Dogs are carefree and most love to be outdoors, especially in the summer months when they are free to frolic and play with other dogs and humans who are also outdoors. In the midst of the summer however, you may notice your dog’s skin becoming irritated. There are a number of things that might cause this and several things you can do about it. Even if doesn’t appear to be bothering them too badly, you’ll want to address dog skin irritations before they become a more serious issue.
What Causes Your Dogs Skin Irritation
Just like humans, dogs have allergies, too. More often than not, allergies surface in the summer and appear as dry skin, hair loss or rash. Take a look at the skin irritation, and then spend a couple of days tracking your dog as he goes throughout his day. Is he spending a lot of time laying around in the grass? Is he spending time around other dogs? You’ll want to make a vet visit with your dog and your findings to solidify a possible cause before you figure out how you can care for him throughout the remainder of the summer.
Dry Skin Prevention
There may be a number of things that are causing your dog to have a skin irritation, so it may be a matter of preventing some of the more common things in advance for next summer before you have to treat your dogs dry skin. If your dog is outdoors at all, you’ll want to get him on some flea and tick medication, since they really ramp up and become active in the summer months. Dogs will scratch, chew and bite at any moving insect on their skin, which will irritate the skin further and possibly cause infection if left untreated. Nipping the insect cause in the bud before it ever occurs is a great way to care for your dog.

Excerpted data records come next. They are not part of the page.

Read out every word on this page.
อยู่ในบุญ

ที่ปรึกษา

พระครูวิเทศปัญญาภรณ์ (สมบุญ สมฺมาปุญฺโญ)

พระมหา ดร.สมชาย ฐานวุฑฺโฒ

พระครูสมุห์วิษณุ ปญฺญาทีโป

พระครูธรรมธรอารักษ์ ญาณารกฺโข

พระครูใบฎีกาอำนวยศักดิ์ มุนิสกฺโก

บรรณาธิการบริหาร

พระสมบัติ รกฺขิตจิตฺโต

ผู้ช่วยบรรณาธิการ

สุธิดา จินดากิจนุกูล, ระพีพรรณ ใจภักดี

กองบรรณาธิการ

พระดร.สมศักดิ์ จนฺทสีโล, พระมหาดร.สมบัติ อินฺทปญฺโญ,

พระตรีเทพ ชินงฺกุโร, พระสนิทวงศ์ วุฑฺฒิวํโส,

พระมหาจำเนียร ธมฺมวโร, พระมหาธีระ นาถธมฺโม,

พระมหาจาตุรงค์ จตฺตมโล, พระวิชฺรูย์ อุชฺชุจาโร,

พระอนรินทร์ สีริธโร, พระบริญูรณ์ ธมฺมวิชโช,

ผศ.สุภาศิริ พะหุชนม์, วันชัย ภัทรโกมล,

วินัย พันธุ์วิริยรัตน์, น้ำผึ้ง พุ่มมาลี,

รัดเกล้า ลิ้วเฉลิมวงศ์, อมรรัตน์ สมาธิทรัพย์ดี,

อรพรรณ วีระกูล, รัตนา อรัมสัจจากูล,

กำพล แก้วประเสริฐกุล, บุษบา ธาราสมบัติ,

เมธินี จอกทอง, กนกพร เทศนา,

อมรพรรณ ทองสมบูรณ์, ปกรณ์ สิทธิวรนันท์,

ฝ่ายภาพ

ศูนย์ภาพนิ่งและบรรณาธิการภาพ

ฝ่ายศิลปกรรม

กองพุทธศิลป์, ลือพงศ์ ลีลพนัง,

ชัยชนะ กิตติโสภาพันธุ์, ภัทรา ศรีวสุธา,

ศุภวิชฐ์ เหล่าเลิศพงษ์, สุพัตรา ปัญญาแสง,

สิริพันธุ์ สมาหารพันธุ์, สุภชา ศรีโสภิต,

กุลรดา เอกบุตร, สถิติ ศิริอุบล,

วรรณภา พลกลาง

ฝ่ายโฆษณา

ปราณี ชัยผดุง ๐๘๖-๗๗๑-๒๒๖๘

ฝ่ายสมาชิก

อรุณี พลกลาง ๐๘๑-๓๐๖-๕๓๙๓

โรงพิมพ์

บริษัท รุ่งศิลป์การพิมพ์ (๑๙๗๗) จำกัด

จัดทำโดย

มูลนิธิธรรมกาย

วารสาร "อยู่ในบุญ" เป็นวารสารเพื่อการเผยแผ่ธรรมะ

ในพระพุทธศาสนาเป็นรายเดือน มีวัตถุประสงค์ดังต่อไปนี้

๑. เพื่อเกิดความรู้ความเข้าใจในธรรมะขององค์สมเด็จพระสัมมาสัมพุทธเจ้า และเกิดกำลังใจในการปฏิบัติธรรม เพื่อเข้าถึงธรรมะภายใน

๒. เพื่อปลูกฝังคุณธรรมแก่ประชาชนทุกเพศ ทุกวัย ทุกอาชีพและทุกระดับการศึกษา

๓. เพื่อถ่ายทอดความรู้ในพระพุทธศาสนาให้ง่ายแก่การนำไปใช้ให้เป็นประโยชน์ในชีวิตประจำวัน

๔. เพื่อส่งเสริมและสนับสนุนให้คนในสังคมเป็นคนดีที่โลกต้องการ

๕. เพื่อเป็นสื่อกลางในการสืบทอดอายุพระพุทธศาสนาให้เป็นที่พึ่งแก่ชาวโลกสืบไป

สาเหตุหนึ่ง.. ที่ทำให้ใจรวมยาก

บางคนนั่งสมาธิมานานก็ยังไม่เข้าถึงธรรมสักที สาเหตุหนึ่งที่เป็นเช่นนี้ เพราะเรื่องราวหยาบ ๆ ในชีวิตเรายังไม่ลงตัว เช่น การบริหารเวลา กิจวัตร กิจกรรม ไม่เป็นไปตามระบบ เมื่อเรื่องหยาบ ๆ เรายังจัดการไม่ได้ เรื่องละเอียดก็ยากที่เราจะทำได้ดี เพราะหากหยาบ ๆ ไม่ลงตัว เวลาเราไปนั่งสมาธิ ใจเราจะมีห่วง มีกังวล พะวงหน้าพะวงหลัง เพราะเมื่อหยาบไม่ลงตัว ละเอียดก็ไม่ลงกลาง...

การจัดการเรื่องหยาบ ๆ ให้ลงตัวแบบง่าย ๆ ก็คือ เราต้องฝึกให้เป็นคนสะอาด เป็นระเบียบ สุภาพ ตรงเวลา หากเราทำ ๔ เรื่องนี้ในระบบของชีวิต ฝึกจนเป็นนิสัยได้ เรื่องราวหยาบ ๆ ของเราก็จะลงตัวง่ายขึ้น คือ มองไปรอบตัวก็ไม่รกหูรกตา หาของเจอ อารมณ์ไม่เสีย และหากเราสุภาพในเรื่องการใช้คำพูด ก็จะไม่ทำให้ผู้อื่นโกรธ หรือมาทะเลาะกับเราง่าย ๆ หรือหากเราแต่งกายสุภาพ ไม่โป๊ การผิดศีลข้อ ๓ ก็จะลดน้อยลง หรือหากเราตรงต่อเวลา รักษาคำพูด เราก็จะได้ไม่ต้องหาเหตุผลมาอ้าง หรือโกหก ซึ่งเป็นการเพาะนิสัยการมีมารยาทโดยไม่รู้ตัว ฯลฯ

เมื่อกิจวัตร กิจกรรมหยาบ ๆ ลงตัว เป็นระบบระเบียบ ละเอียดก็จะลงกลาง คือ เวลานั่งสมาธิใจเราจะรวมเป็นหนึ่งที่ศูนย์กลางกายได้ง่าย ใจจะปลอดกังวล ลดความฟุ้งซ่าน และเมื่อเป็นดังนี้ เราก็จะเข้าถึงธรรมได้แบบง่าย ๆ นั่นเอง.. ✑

Another preventative measure you can take is to give your dog nutritional supplements leading up to the summer and throughout that will leave his skin and fur healthy, moist and smooth, as opposed to dry, matted and itchy. Medicated supplements can be purchased from vet offices, and holistic approaches can be attempted as well.
Dog Dry Skin Treatment
A dog who is not internally healthy will not be healthy on the exterior, either. Pending a vet visit, do whatever you need to do to keep your dog internally healthy. Antibiotics to help fight any lingering infections, supplements to keep skin healthy, and a healthy and nutritious diet with plenty of water are all very crucial to caring for your pet throughout the summer months. Provide a clean and decent bed in the shade if he’s outdoors most of the time, and access to water at all times, as dehydration could be a cause for dry skin in the summer months. If possible, in addition to flea and tick medication, have your yard sprayed for bugs once a year to keep pests from breeding and creating long lasting homes — just make sure the spray is not harmful to you or your dog.
Summertime, while fun, can be rough on a dog. So, do what you need to do to keep him happy and healthy in the heat of the day!